DMX is Appearing on a Reality TV Show? And it’s not Cops?!

DMX used to be such a badass! There are few hiphop songs in the world more intense than “Bring Your Whole Crew”. The song that he was most known for, since it was in every Disney movie ever made in the early 2000s, is “Party Up”. For whatever reason, nobody listened past the intro, because if they had, they would have heard this:

If I gotsta bring it to you cowards then it’s gonna be quick, aight
All your mens up in the jail before, suck my dick

Only DMX could get away with shit like that! He’s been on trial for everything! Rape in prison, Grand theft auto, guns, drugs, obscene language, menacing, criminal mishief, defamation of character, driving recklessly, speeding, violating probation, the list goes on and on and on. He even got to make fun of Ja Rule openly! When it comes to living the insane life that all of these “artists” talk about, DMX actually walked the walk.

Right now, you’re probably thinking where DMX is. Nobody has heard from him in what seems like years. Is he back in jail? Did he murder someone? Has he quit the game? No. He’s done something even worse.

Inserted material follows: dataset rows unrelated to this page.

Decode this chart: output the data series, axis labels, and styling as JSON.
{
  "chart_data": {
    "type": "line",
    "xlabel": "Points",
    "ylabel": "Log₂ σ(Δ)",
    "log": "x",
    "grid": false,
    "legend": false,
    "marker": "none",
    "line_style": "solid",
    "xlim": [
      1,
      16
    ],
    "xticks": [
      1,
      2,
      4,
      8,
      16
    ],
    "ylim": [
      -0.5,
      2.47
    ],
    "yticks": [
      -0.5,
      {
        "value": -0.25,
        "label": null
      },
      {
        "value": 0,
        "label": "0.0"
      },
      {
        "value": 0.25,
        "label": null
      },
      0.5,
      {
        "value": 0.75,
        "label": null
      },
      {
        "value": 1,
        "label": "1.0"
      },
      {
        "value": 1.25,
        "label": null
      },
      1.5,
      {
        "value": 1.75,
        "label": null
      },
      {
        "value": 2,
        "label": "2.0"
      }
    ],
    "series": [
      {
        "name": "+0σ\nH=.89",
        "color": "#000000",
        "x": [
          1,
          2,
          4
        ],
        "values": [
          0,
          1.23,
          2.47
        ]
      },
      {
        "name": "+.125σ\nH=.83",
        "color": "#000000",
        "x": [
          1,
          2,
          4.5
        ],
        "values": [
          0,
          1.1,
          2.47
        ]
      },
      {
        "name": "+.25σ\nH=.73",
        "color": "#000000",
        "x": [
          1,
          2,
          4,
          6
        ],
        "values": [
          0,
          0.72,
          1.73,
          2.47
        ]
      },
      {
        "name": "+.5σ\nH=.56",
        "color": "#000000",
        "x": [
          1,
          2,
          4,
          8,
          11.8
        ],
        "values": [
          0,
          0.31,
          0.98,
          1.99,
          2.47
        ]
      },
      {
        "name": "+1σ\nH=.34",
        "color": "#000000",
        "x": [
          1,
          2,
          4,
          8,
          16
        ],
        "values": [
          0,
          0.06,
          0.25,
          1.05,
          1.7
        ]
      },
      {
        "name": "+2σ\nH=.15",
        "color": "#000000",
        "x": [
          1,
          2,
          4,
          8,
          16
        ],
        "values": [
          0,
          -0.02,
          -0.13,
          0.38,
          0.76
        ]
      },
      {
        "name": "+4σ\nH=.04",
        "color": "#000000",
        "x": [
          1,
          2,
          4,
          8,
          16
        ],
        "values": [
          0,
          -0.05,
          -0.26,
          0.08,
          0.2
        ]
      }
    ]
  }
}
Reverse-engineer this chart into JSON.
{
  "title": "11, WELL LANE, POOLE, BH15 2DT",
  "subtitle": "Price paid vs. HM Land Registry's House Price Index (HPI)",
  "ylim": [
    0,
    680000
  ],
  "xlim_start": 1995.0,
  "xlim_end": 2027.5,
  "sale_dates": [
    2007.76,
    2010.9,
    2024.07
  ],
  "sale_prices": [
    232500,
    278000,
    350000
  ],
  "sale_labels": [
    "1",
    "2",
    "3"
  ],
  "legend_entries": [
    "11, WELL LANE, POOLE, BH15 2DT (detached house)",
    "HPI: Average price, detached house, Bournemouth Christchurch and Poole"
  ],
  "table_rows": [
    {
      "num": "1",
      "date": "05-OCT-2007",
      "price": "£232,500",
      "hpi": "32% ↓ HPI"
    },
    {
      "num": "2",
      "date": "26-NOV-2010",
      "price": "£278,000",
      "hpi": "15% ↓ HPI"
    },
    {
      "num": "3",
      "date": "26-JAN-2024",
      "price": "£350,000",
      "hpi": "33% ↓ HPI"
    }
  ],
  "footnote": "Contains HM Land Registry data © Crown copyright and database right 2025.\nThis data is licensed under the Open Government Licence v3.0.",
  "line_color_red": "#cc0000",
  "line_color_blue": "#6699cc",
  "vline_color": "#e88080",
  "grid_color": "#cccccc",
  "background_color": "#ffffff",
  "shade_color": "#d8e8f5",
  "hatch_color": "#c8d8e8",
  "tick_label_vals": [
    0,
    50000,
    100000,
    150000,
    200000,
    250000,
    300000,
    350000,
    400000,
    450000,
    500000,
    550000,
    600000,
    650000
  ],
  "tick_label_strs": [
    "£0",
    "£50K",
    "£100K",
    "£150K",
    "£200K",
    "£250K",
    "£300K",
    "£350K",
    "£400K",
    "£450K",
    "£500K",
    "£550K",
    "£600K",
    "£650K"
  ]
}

DMX is currently a minister, and it isn’t rap anymore, it’s gospel. No, I’m not kidding. After:

I got blood on my hands and there’s no remorse
I got blood on my dick cuz I fucked a corpse
I’m a nasty nigga when u pass me nigga look me in my eyes
Tell me to my fuckin face that u ready to die

He is making such top 100(0) hitlists with “Lord Give me a Sign”:

Lord Give me a Sign!
I really need to talk to you Lord
Since the last time we talked the walk has been hard
Now I know you haven’t left me.

God, I hate it when people do this. Not just DMX, but people in general. He’s turning into Tim Tebow, and I HATE Tim Tebow. Do you think God cares, Tebow or DMX? Really? He doesn’t have enough on his plate? Starvation, child soldiers, tyrannical leaders, rape, murder, getting Blue Bloods off the air, and everyone who watches Twilight. With all of that going on, you think he’d waste his time with football or some shitty joke of an album?

Anyways, now that he’s a failure, DMX announced a week ago he’ll go on some waste of money television show, Relationship Rehab, where he’ll try and rebuild his marriage. His current wife (who cares about her name, you don’t know or care who she is anyways) who he has 4 children with, will try to fix their most recent seperation. I’m thinking it has something to do with him having 6 bastard children with various women. Filming starts next month and will premier on VH1.

Don’t lie to me America. We love a good old-fashioned train wreck, and we get a front row seat to this hilarious end to one of rappers badass reigns and you’re going to pretend like you wont watch it? We were obsessed over Charlie Sheen’s meltdown and nobody even cares about him. Hell, I’ll watch a celebrity sex tape even if the girl isn’t hot, and I have no interest in ever seeing her naked! Don’t lie, if Sarah Jessica Parker came out with one tomorrow, you’d watch it. And she looks like a horse!

You’re going to tell me you don’t like watching celebrities circle the drain, then I will happily call you a liar. Or un-American, whichever you don’t prefer.